Na imagem a seguir, podemos visualizar exemplos de uma configuração correta e uma incorreta para que você possa entender a diferença entre as duas arquiteturas.

Imagem extraída do site https://gca.isa.org

Para muitas organizações, a segmentação pode ser um processo difícil. É por isso que as zonas devem ser abstraídas sem se concentrar muito no hardware e no software reais. Somente depois de aplicar os SLs é que os equipamentos ICS (como equipamentos de rede, PLCs, drives, computadores, firewalls, serviços e protocolos) devem ser sobrepostos. Esse processo mostrará claramente todas as deficiências do hardware compartilhado, dos caminhos de rede e do software presentes no ambiente.

Essas informações podem identificar oportunidades para ajudar a minimizar a alocação de SLs mais altos em muitas áreas, reduzindo assim os custos. Cada ambiente é diferente, mas os processos usados podem incluir os seguintes princípios:

• Níveis de segurança mais baixos exigem menos controles de segurança.
• A segmentação hierárquica de zonas e subzonas oferece defesa em profundidade.
• Os limites da zona fornecem pontos de estrangulamento para o monitoramento.
• A segmentação de servidores e aplicativos de software pode gerar outras oportunidades.
• O uso do controle de acesso à rede no nível do switch pode ajudar a ampliar os controles.

Alguns ambientes ICS podem ser problemáticos porque os sistemas de controle podem ter uma relação significativa de dados com os sistemas de informação da empresa, criando uma dependência operacional que deve acomodar zonas de segurança amplas; uma zona de segurança ampla implica maior monitoramento.
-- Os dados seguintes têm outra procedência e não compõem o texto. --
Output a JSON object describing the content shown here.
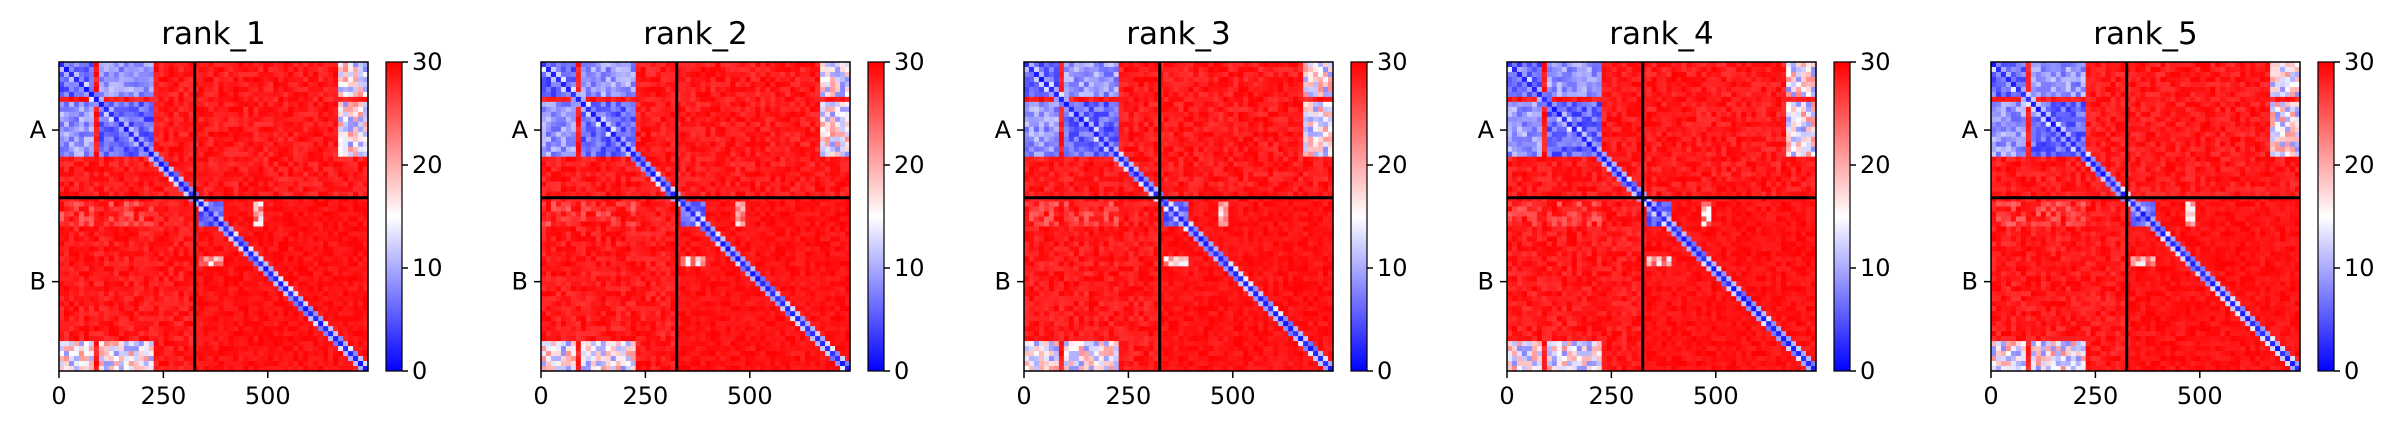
{
  "chart_data": {
    "type": "heatmap",
    "colormap": {
      "name": "bwr",
      "low_color": "#0000ff",
      "mid_color": "#ffffff",
      "high_color": "#ff0000",
      "range": [
        0,
        30
      ]
    },
    "colorbar_ticks": [
      "0",
      "10",
      "20",
      "30"
    ],
    "x_ticks": [
      {
        "value": 0,
        "label": "0"
      },
      {
        "value": 250,
        "label": "250"
      },
      {
        "value": 500,
        "label": "500"
      }
    ],
    "y_ticks": [
      {
        "value": 163,
        "label": "A"
      },
      {
        "value": 526,
        "label": "B"
      }
    ],
    "chain_boundary": 325,
    "axis_extent": [
      0,
      740
    ],
    "panels": [
      {
        "title": "rank_1"
      },
      {
        "title": "rank_2"
      },
      {
        "title": "rank_3"
      },
      {
        "title": "rank_4"
      },
      {
        "title": "rank_5"
      }
    ]
  }
}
Além disso, os sistemas de informação tendem a residir dentro da empresa, dificultando a criação de zonas hierárquicas independentes para defesa em profundidade. No entanto, nessas arquiteturas, pode ser útil usar switches com controle de acesso à rede para gerar várias subzonas em ambientes existentes e novos que exijam essa interação.

Conclusão

Entre outras coisas, precisamos aprender a ajustar nossas ferramentas de projeto e melhorar nossas habilidades de abstração ao avaliar ambientes complexos ou aparentemente complexos, como o ICS. Soluções menos complexas levam a uma compreensão muito mais dimensionável do problema em comparação com sistemas complexos.
Talvez tenha chegado o momento de as tecnologias operacionais inserirem os profissionais de segurança em seus processos de arquitetura para abrir caminho, por meio do poder da abstração, para poder simplificar as soluções em sua máxima expressão possível, visando à eficiência das comunicações nessas áreas. Em resposta a essa frase inicial, "A segurança baseada em padrões é eficaz?", muitas vezes ela ajuda a orientar os processos, mas se apenas aplicarmos o padrão, ele poderá perder sua eficácia aparente em pouco tempo. Portanto, ela deve ser nossa ferramenta, mas não deve ser a única ferramenta de referência para resolver problemas.